Why is the role of a project manager important?

project management cohesion

Have you ever asked yourself why the role of a project manager is important?

Many people may think that project management is an easy task and everyone can do it.

So, why should organization recruit project managers or pay external project managers to manage their projects? After all, having a project manager, costs a lot to an organization…

First of all, project management means much more than following a schedule and budget. It means not only monitoring the project from the start to the end in order to deliver the product by respecting the deadline, the budget and the scope needed. It means also aligning the vision of everyone more or less impacted by the project (customers, sponsors, suppliers, team members and support) in order to cover all project requirements, challenges, risks and constraints.

Here are some reasons why project management by a project manager is necessary and important:

Dealing with people:

Have you ever seen a successful football team without a leader? Have you ever seen a boat travel without a captain? That’s the same logic for project management.

In all projects, dealing with people is the biggest part of the project manager’s activities. In that case, knowing how to deal with people and being a good leader is important for a project manager.

A project manager should know how to be a good leader, identify clear objectives, help the team stay focused, make sure that everyone knows exactly his/her responsibilities, be capable to work with all stakeholders, share a clear vision with the team and lead them in order to succeed the project.

Ensuring alignment:

This is another reason why project management matters. A project manager helps align the delivery of the projects with the strategy, the vision and the goals of the organization, and must help the team get on the same page of what’s needed.

In order to make sure that all the team, including customers, sponsors and executing team members are aligned, a project manager should be a facilitator, good communicator, ambassador and capable to adapt different vocabularies and jargons.

A project manager should also ensure that the delivery will give an added value aligned with the business strategy. For that, it’s important, that a project manager knows enough about the organization and the business.

Managing internal and external constraints:

Project management is important because it ensures that all constraints are under control.

A project manager spends his time managing internal and external constraints, such as controlling costs, schedule, quality, scope and managing changes.

Controlling costs:

Project managers are constantly keeping a watchful eye on the costs in order to ensure that they are all considered and that the projects will not cost more than the allocated budget.

Project managers try also to identify all risks that can make a project over cost, and mitigate them by anticipating actions to avoid increasing costs.

In case that a project will cost more than what is being forecasted, project managers go to sponsors, justify the additional needs and try to negotiate an additional budget.

Controlling schedule:

Nowadays, we are living in a world where the competition is more and more intense. This competition usually puts projects under pressure. To make sure that there is a good atmosphere during the project, project managers plan a reasonable schedule and monitor it in order to deliver the necessary product/service on time.
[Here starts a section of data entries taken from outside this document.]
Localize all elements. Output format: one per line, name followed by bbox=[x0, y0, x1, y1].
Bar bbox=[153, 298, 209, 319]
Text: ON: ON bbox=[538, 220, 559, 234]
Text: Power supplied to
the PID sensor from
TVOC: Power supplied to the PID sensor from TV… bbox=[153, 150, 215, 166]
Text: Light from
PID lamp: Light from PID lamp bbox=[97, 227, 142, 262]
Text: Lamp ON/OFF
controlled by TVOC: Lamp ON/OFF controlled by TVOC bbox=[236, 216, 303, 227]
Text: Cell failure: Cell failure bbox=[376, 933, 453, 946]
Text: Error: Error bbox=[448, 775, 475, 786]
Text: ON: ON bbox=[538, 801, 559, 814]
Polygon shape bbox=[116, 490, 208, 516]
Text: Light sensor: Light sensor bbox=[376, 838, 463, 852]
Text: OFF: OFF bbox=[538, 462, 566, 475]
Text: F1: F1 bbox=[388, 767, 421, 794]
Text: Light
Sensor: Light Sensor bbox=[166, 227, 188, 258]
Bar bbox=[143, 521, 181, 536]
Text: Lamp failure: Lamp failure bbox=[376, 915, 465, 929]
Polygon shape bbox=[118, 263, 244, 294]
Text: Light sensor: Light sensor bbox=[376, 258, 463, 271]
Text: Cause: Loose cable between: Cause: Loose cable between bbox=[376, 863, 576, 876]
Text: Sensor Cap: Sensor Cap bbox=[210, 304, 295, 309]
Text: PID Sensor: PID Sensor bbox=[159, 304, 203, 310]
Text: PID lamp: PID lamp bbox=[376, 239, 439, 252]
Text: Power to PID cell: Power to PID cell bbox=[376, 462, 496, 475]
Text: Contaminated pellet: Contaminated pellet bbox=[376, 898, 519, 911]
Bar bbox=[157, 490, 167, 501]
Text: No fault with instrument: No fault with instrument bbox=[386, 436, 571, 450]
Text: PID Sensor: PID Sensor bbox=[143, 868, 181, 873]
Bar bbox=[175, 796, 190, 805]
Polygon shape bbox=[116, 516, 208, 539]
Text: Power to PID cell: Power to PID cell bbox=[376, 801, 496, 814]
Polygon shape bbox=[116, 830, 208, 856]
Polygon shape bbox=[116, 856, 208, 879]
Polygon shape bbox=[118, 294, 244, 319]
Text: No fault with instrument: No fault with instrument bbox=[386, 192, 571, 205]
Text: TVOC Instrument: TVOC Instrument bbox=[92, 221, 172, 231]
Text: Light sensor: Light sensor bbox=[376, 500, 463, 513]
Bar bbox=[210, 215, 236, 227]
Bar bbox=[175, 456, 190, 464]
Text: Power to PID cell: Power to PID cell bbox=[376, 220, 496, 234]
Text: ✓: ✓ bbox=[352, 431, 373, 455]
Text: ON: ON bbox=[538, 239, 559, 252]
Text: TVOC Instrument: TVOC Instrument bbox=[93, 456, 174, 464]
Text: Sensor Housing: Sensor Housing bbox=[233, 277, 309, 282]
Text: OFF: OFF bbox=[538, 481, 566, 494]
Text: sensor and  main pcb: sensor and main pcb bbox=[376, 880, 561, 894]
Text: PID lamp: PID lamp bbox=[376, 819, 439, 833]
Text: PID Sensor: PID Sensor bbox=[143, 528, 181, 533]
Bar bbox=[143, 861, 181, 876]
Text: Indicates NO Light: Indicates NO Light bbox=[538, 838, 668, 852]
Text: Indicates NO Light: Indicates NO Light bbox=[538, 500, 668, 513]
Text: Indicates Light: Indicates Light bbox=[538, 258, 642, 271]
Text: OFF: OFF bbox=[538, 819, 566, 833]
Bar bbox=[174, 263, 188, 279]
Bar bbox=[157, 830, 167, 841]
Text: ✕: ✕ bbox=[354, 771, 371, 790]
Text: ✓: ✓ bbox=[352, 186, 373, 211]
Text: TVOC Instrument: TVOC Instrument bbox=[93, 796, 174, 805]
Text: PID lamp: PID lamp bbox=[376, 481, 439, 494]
In that case, project management is important, because project managers can influence factors that lead to delays. For example, they can negotiate to start by all critical activities with added value and omit or let certain irrelevant tasks at the end. They can anticipate the lack, absence or departure of certain resources to ask sponsors for having more resources at the right time. They can help teams fixing their problems in order to get the delivery timeline respected.

Controlling quality:

To meet the needs of the sponsors and satisfy customers, project management is important because project managers ensure the quality of the products or services that are being delivered.

During each phase of the realization, the project managers include a testing stage to control that what is being produced is conform with what was requested and responds to what was expected.

Controlling scope and managing changes:

These two concepts are linked together. Project managers continuously monitor the status of the project and manage changes that may impact the scope baseline.

The activities required for controlling scope and managing changes are necessary because they help stakeholders, including team members stay focused on what should be delivered in order to succeed the project. For that, project managers should make clear the actual scope and control it in order to ensure that what will be delivered is completed and meet the expectation. During the project life cycle, changes may happen, so project managers get ready to welcome change when these seem to be relevant in order to maximize the customer satisfaction.

Inspect and adapt:

Project managers are known to learn continuously and they are actions and results oriented.

Project managers learn continuously from what went well and what went wrong within their projects. Thanks to lessons learned, retrospective or inspect and adapt sessions, they list things that were successful in order to keep them. They identify things that should be done differently to start them in their future projects and list mistakes and things that should be stopped. Last but not least, they celebrate with the team the accomplishments and don’t hesitate to congratulate them for the work that was done.


To conclude, project management is very important for any organization that handles projects.

Without project managers, projects will simply fail or will be over budget or will be delivered late. Project management matters, because project managers help teams to stay motivated and focused on what they know to do in order to deliver an added value.